Другой – это и некий историк словесности, обнаруживший, к примеру, факт продажи Чеховым в таком-то году имения, после чего новый обладатель вырубил под корень росшие там вишни, и принявший эту одну-единственную нить за целый ковер.
Или же другой историк словесности, нашедший в архивах письмо, полученное Чеховым в сентябре 1886 года от соседа Алексея Киселева, владельца перезаложенного имения Бабкино, в котором тот красочно повествует, как заставил жену «писать слезливое письмо пензенской тетушке, выручай, дескать, меня, мужа и детей… Авось сжалится, пришлет не только для уплаты пятисот рублей, но и всем нам на бомбошки»[11]. Согласно версии еще одного почтенного исследователя, именно это письмо и «явилось зародышем того семени, из которого позже вырастет “Вишневый сад”, – Гаев просит денег у ярославской тетушки, растратив свое состояние на леденцы»[12]. (Между прочим, впоследствии, окончательно разорившись, Киселев поступил на должность в банке – как и Гаев. Или наоборот – это уж не мне судить.)

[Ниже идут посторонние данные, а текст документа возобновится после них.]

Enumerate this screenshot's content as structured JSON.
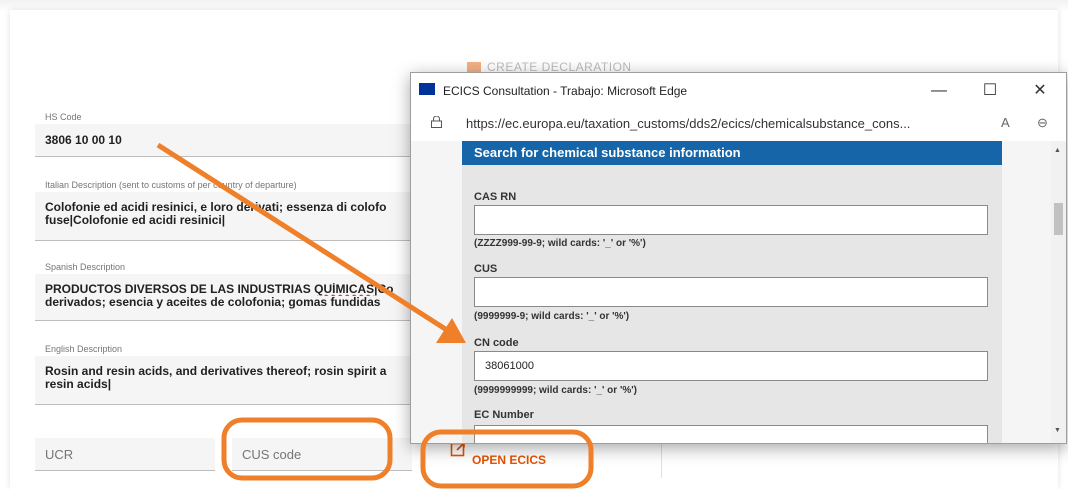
{
  "form": {
    "hs_code": {
      "label": "HS Code",
      "value": "3806 10 00 10"
    },
    "italian": {
      "label": "Italian Description (sent to customs of per country of departure)",
      "line1": "Colofonie ed acidi resinici, e loro derivati; essenza di colofo",
      "line2": "fuse|Colofonie ed acidi resinici|"
    },
    "spanish": {
      "label": "Spanish Description",
      "line1a": "PRODUCTOS DIVERSOS DE LAS INDUSTRIAS ",
      "line1b": "QUÍMICAS",
      "line1c": "|Co",
      "line2": "derivados; esencia y aceites de colofonia; gomas fundidas"
    },
    "english": {
      "label": "English Description",
      "line1": "Rosin and resin acids, and derivatives thereof; rosin spirit a",
      "line2": "resin acids|"
    },
    "ucr_label": "UCR",
    "cus_label": "CUS code",
    "create_declaration": "CREATE DECLARATION",
    "open_ecics": "OPEN ECICS"
  },
  "popup": {
    "title": "ECICS Consultation - Trabajo: Microsoft Edge",
    "minimize": "—",
    "maximize": "☐",
    "close": "✕",
    "url": "https://ec.europa.eu/taxation_customs/dds2/ecics/chemicalsubstance_cons...",
    "read_aloud": "A",
    "zoom": "⊖",
    "panel_title": "Search for chemical substance information",
    "cas_label": "CAS RN",
    "cas_hint": "(ZZZZ999-99-9; wild cards: '_' or '%')",
    "cus_label": "CUS",
    "cus_hint": "(9999999-9; wild cards: '_' or '%')",
    "cn_label": "CN code",
    "cn_value": "38061000",
    "cn_hint": "(9999999999; wild cards: '_' or '%')",
    "ec_label": "EC Number"
  },
  "colors": {
    "accent_orange": "#f07f2a",
    "panel_blue": "#1565a8"
  }
}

Племянница «пензенской тетушки» и жена Алексея Киселева, Мария Владимировна, была известной детской писательницей и хозяйкой салона, в котором часто бывали известные художники, музыканты, актеры.

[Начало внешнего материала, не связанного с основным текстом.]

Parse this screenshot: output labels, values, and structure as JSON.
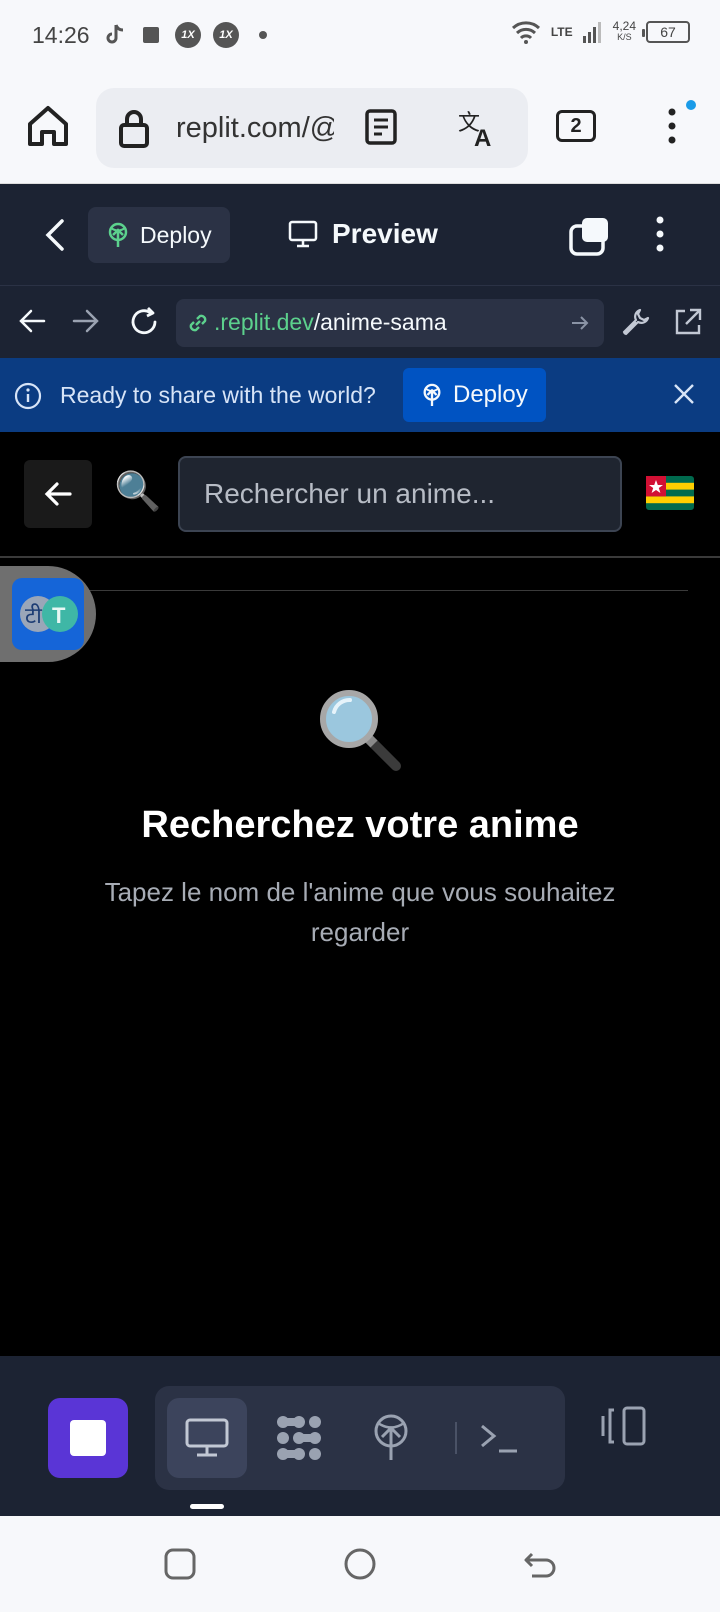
{
  "status_bar": {
    "time": "14:26",
    "network": "LTE",
    "speed_value": "4,24",
    "speed_unit": "K/S",
    "battery": "67"
  },
  "browser": {
    "url": "replit.com/@",
    "tab_count": "2",
    "notification_color": "#1a9be8"
  },
  "replit_header": {
    "deploy_label": "Deploy",
    "preview_label": "Preview"
  },
  "replit_urlbar": {
    "url_domain": ".replit.dev",
    "url_path": "/anime-sama"
  },
  "banner": {
    "message": "Ready to share with the world?",
    "deploy_label": "Deploy",
    "background": "#0b3c82"
  },
  "app": {
    "search_placeholder": "Rechercher un anime...",
    "empty_icon": "🔍",
    "search_icon": "🔍",
    "empty_title": "Recherchez votre anime",
    "empty_subtitle": "Tapez le nom de l'anime que vous souhaitez regarder",
    "flag": "togo-flag-icon"
  },
  "floating_translate": {
    "letters": [
      "टी",
      "T"
    ]
  },
  "replit_bottom": {
    "stop_color": "#5a35d6",
    "tools": [
      "preview-icon",
      "extensions-icon",
      "deploy-icon",
      "shell-icon"
    ]
  }
}
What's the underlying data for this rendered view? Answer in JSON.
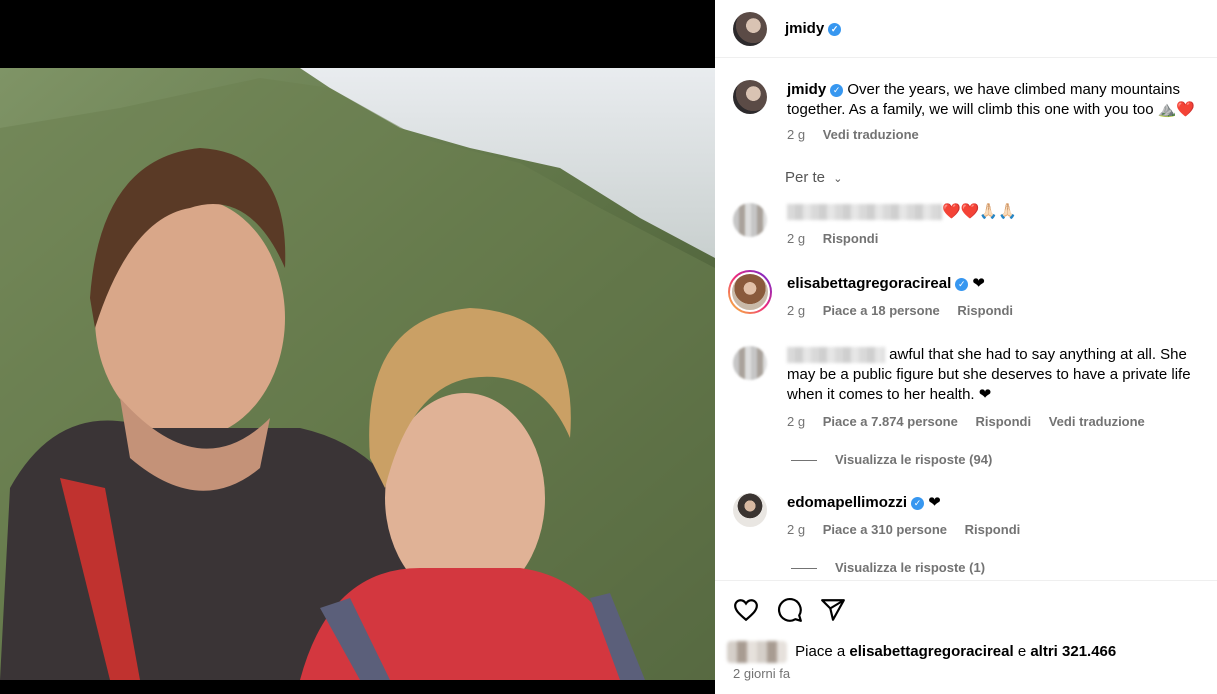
{
  "post": {
    "username": "jmidy",
    "caption": "Over the years, we have climbed many mountains together. As a family, we will climb this one with you too ⛰️❤️",
    "caption_time": "2 g",
    "caption_translate": "Vedi traduzione",
    "filter_label": "Per te"
  },
  "comments": [
    {
      "username": "",
      "text": "❤️❤️🙏🏻🙏🏻",
      "time": "2 g",
      "reply": "Rispondi"
    },
    {
      "username": "elisabettagregoracireal",
      "text": "❤",
      "time": "2 g",
      "likes": "Piace a 18 persone",
      "reply": "Rispondi"
    },
    {
      "username": "",
      "text": "awful that she had to say anything at all. She may be a public figure but she deserves to have a private life when it comes to her health. ❤",
      "time": "2 g",
      "likes": "Piace a 7.874 persone",
      "reply": "Rispondi",
      "translate": "Vedi traduzione",
      "view_replies": "Visualizza le risposte (94)"
    },
    {
      "username": "edomapellimozzi",
      "text": "❤",
      "time": "2 g",
      "likes": "Piace a 310 persone",
      "reply": "Rispondi",
      "view_replies": "Visualizza le risposte (1)"
    }
  ],
  "footer": {
    "likes_prefix": "Piace a",
    "likes_user": "elisabettagregoracireal",
    "likes_mid": "e",
    "likes_others": "altri 321.466",
    "date": "2 giorni fa"
  },
  "icons": [
    "heart-icon",
    "comment-icon",
    "share-icon",
    "verified-icon",
    "chevron-down-icon"
  ],
  "colors": {
    "verified": "#3797f0",
    "muted": "#737373",
    "divider": "#efefef"
  }
}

Ничего удивительного, что, когда в том же 1886 году в «Новом времени» была напечатана повесть Чехова «Тина», номер журнала с повестью писатель послал М. В. Киселевой. И по истечении дачно-осеннего времени получил от нее ответ.
Что же пишет хозяйка салона и детская писательница? Привожу ее письмо и ответ Чехова (написанный после двухнедельного молчания) в возможно полном объеме, поскольку они являют нам столкновение точек зрения одного (автора) – и другого (читателя).
«…Присланный Вами фельетон мне совсем и совсем не нравится, хотя я убеждена, что к моему мнению присоединятся весьма немногие. Написан он хорошо… бо́льшая часть публики прочтет с интересом и скажет: “Бойко пишет этот Чехов, молодец!” Может быть, вас удовлетворят… эти отзывы, но мне лично досадно, что писатель Вашего сорта, т. е. не обделенный от Бога, – показывает мне только одну “навозную кучу”. Грязью, негодяями, негодяйками кишит мир, и впечатления, производимые ими, не новы, но зато с какой благодарностью относишься к тому же писателю, который, проводя Вас через всю вонь навозной кучи, вдруг вытащит оттуда жемчужное зерно. Вы не близоруки и отлично способны найти это зерно – зачем же тогда только одна куча? Дайте мне зерно, чтобы в моей памяти стушевалась вся грязь обстановки: от Вас я вправе требовать этого, а других (курсив мой. – А.Д.), не умеющих отличить и найти человека между четвероногими животными, – я и читать не стану».